Quando a discussão sobre voto impresso acabar, o que inventaremos para passar o tempo?

Pauta não tem chance de passar no plenário da Câmara, mas é evidente que Bolsonaro não vai parar com essa conversa que já encheu; a semana promete ser explosiva

  • Por Álvaro Alves de Faria
  • 09/08/2021 11h15
Tiago Hardman/Futura Press/Estadão Conteúdo Urna eletrônica com a palavra FIM escrita Proposta do voto impresso foi derrotada na Câmara na última quinta-feira por 23 votos a 11

A semana começa tensa no Brasil. Mas qual é a semana que não começa assim neste país? Contamos mais de 560 mil mortes pela Covid-19 e a discussão brasileira é sobre a urna eletrônica. Só um país insensato pode agir dessa maneira. Particularmente, não confio na urna eletrônica, desde um almoço no Rio de Janeiro com o então governador Leonel Brizola, por quem tinha admiração. Procurei por ele e lhe disse que queria conhecê-lo pessoalmente. Convidou-me então para encontrá-lo num sábado, para um almoço. Foi um encontro absolutamente descontraído em que recebi uma aula sobre o voto eletrônico e a TV Globo. No entanto, segui minha vida de cidadão. Votava na urna que não merecia e não merece ainda minha confiança. Mas se há problema nesse setor, que isso seja decidido em uma discussão civilizada. Não gritando, fazendo ameaças de que sem voto impresso não haverá eleição em 2022. Um presidente da República acha que pode tudo, mas não pode. Existem normas a seguir. E isso não parece ser o forte de Bolsonaro. Já houve um presidente da República, Washington Luís, que acabou deposto, cujo lema de suas campanhas eleitorais a partir de 1920 era “governar é abrir estradas”. Hoje caberia bem para Bolsonaro o lema “governar é criar caso com todo mundo”. 

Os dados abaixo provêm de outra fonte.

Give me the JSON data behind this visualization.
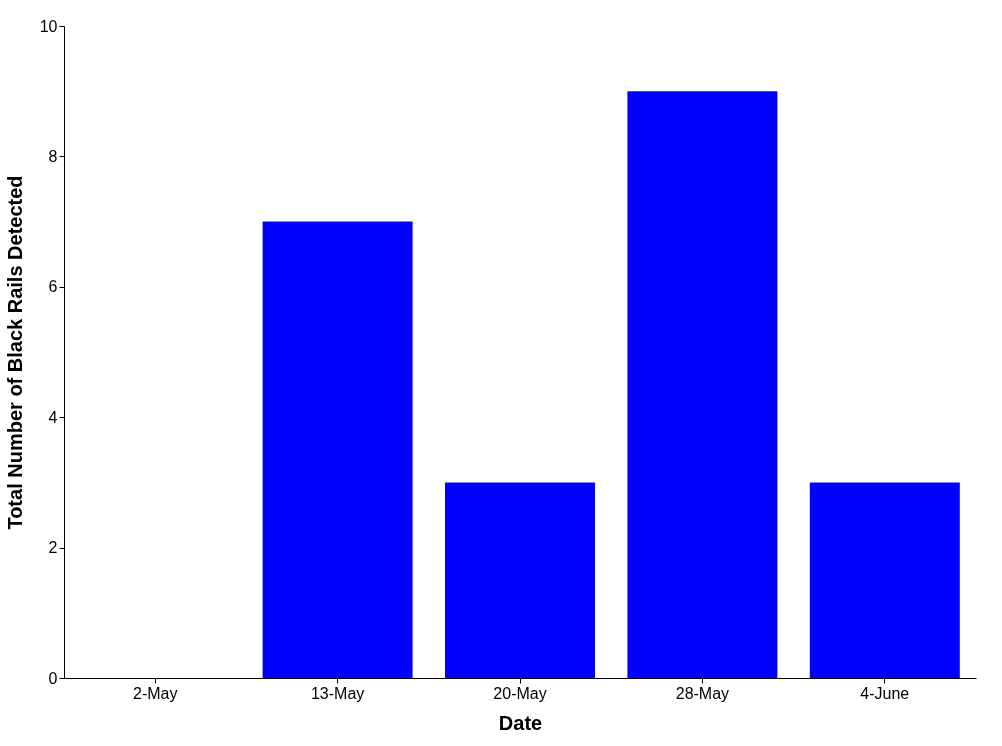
{
  "chart_data": {
    "type": "bar",
    "xlabel": "Date",
    "ylabel": "Total Number of Black Rails Detected",
    "categories": [
      "2-May",
      "13-May",
      "20-May",
      "28-May",
      "4-June"
    ],
    "values": [
      0,
      7,
      3,
      9,
      3
    ],
    "color": "#0000ff",
    "ylim": [
      0,
      10
    ],
    "yticks": [
      0,
      2,
      4,
      6,
      8,
      10
    ],
    "grid": false
  }
}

Na sexta-feira, 6, em Joinville, Santa Catarina, Bolsonaro chegou a xingar a mãe do presidente do Tribunal Superior Eleitoral, Luís Roberto Barroso, chamando-o de filho da p***. Cabe uma coisa assim? Não cabe. Não pode caber. E no sábado, 7, ele repetiu tudo de novo depois de dar um passeio de moto pelas avenidas de Florianópolis. Na verdade, quase todos os integrantes dos poderes do país mostram-se contra o voto impresso. O que Bolsonaro vai fazer? Vai colocar os tanques nas ruas? O presidente do TSE respondeu ao xingamento sem se exasperar. Disse que gosta de repetir que é um ator institucional, não um ator político. Sendo assim, adiantou não ter interesse em cultivar polêmicas pessoais, observando que a conquista da democracia foi a grande causa de sua geração e a isso dedica sua vida pública. “Não paro para bater boca, não me distraio com miudezas, o meu universo vai muito além de cercadinho”, disse Barroso. Está todo mundo cansado dessa conversa. Um país não pode caminhar assim, a não ser que deseja matar-se atirando-se num abismo. A proposta do voto impresso foi derrotada na quinta-feira, 5, na comissão especial que discutiu o assunto, com um placar que ninguém esperava: 23 a 11. Foi um massacre.

Também na sexta-feira, o presidente da Câmara dos Deputados, Arthur Lira (PP), deu a entender que tudo isso já aborreceu o país. Procurou o presidente do STF, Luiz Fux, o próprio presidente Bolsonaro, além dos titulares de vários partidos políticos, para comunicar que faria um pronunciamento decisivo sobre o assunto. Usando a rede oficial de rádio e televisão, Lira adiantou que a questão será decidida pelo plenário da Câmara, porque essa discussão foi longe demais e tem que ser encerrada com a votação. O voto impresso não tem chance nenhuma de passar no plenário. A oposição ao governo pede que a votação seja urgente para acabar com essa conversa de vez. A semana que começa hoje tem tudo para ser explosiva. Evidentemente que o presidente da República não vai parar com seus insultos e com a mesma conversa de sempre que já encheu. Não dá mais para aguentar esse clima. A semana promete, sem contar com o circo da CPI da Covid, que é um espetáculo à parte. O Brasil não tem paz. Depois da urna eletrônica, o que inventaremos para passar o tempo?